The second warehouse, on the other hand, resides at the edge of the organization's campus because it contains hazardous raw and refined materials that are best stored and managed away from production until they are needed or disposed of. This warehouse could handle anything from materials that are used in products to special cleaning chemicals that are associated with seasonal maintenance tasks or chemical waste created during production and shipped out disposal specialists. This warehouse needs to be just as connected to operations as the first, but its location on the edge of the campus makes the cost of running a network link to the facility prohibitive. Wireless signal is inconsistent, and the warehouse regularly goes dark. Once the connection drops, users are forced to log data in paper systems and re-enter it digitally when the network becomes available.
This type of remote facility management problem can limit big data velocity, undermining value potential. Dedicated remote management systems combined with mobile data collection devices can be set to log data and automatically synchronize with other systems once the connection is restored. Essentially, work goes on as normal at all times, the big data system is fed new data efficiently and employees don't have to worry about connectivity in a remote warehouse.

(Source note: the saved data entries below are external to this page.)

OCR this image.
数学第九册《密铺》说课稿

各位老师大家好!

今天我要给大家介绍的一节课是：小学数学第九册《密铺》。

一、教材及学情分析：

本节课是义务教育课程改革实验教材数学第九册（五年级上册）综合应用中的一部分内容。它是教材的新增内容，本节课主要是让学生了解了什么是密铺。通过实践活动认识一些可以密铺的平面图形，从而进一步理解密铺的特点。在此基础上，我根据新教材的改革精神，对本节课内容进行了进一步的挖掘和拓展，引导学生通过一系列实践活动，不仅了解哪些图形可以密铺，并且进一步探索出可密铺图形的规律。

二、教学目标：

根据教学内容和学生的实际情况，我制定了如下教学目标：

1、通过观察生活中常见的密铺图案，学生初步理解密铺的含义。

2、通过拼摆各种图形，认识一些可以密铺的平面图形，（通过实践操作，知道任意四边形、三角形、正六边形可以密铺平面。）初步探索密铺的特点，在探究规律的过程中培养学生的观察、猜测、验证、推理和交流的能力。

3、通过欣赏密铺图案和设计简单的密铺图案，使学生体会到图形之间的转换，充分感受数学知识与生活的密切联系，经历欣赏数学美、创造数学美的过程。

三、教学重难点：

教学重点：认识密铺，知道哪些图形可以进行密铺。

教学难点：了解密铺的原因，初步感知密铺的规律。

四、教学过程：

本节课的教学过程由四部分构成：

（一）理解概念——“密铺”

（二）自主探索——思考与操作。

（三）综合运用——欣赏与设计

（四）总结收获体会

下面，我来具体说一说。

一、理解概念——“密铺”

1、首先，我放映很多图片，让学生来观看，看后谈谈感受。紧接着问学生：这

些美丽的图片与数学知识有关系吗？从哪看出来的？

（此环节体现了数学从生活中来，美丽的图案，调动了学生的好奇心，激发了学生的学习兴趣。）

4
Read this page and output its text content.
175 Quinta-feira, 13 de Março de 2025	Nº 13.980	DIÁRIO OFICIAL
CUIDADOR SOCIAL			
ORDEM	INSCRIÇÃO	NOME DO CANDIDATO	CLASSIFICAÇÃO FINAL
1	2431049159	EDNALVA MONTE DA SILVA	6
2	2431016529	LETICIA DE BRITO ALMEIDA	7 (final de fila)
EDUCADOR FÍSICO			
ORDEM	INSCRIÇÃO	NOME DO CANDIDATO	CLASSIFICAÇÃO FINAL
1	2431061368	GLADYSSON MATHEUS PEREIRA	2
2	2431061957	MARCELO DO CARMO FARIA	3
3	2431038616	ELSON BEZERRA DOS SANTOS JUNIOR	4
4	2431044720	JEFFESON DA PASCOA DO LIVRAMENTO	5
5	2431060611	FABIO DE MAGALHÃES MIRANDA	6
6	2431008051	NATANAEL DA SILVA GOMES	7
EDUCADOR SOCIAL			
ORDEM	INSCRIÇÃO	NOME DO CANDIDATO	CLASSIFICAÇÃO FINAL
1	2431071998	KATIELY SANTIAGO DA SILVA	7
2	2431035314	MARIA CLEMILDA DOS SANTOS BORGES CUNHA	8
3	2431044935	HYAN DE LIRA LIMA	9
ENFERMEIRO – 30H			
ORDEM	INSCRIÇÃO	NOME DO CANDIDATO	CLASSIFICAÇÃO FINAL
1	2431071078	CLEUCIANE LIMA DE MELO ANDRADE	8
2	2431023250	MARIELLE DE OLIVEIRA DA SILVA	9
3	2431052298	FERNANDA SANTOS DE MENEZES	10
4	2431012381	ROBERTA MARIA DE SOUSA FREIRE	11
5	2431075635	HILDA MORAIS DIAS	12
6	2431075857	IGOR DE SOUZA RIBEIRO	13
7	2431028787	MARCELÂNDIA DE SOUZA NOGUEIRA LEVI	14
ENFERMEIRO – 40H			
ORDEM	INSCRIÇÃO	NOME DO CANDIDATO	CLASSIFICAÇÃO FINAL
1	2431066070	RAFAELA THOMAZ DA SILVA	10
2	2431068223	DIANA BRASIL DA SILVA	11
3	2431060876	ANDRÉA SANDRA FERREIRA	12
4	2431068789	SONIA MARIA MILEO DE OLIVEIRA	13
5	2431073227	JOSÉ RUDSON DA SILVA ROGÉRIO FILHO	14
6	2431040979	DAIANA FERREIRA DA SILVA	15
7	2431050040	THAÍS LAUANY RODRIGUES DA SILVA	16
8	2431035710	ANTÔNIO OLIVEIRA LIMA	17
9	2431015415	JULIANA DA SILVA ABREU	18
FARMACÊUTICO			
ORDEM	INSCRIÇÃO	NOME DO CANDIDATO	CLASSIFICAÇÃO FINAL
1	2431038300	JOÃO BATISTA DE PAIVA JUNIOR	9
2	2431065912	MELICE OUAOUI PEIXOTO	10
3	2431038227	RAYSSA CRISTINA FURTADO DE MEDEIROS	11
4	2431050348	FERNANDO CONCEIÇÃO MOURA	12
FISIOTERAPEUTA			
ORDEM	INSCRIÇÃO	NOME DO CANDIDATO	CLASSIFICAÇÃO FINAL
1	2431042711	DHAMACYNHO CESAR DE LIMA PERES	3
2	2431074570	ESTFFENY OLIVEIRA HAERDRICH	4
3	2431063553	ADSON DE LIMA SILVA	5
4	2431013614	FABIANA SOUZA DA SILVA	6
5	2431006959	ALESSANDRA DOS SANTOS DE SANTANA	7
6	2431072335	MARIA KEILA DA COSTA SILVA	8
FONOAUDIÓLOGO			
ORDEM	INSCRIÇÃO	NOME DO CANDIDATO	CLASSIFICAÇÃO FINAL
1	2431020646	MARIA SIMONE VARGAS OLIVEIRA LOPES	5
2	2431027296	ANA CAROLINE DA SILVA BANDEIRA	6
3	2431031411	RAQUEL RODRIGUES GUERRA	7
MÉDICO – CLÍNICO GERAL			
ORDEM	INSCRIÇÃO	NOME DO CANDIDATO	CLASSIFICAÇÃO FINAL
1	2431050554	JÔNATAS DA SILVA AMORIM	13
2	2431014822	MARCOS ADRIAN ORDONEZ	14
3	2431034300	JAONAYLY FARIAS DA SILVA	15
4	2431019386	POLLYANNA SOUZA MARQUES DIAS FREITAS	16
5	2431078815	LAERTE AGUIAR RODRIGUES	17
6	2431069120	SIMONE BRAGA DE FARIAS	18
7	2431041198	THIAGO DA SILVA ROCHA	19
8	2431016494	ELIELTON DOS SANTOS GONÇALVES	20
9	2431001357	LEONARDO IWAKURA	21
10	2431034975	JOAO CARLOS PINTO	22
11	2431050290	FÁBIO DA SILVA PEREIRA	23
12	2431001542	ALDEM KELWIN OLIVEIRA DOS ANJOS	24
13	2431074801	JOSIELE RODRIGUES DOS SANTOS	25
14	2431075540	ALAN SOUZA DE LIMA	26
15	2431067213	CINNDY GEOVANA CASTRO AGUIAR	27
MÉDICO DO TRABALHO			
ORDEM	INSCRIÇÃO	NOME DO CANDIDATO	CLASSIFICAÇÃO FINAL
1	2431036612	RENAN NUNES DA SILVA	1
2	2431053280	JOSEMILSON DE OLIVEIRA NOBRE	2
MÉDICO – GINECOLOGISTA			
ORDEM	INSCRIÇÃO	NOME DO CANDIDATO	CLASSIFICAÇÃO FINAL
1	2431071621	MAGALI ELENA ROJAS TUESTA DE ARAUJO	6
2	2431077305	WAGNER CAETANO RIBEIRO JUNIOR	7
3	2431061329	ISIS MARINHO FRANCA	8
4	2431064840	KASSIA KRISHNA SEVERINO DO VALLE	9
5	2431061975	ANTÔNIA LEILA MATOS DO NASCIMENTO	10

Using big data to identify underlying patterns in operations hinges on gathering a wide enough range of data that companies can unearth unexpected insights. Like volume and velocity, finding success with variety depends on getting information from every life of the business. In the supply chain, this means giving users mobile data collection tools so they can make updates immediately. From there, ERP integration brings key information together so it can be analyzed for strategic gains.
Volume, velocity and variety are inherently linked. A technology that helps with one will likely be useful for another. As organizations explore how big data can transform their supply chain, they must begin by considering how they need to digitize data across the supply chain to take advantage of the analytics strategy. At RFgen, our mobile supply chain solutions provide the data collection and management infrastructure businesses need to set a solid foundation for big data and sustain innovation beyond the initial investment. Analytics tools are only as valuable as the system that feed them data. Don't ignore backend processes when diving into the big data deep end.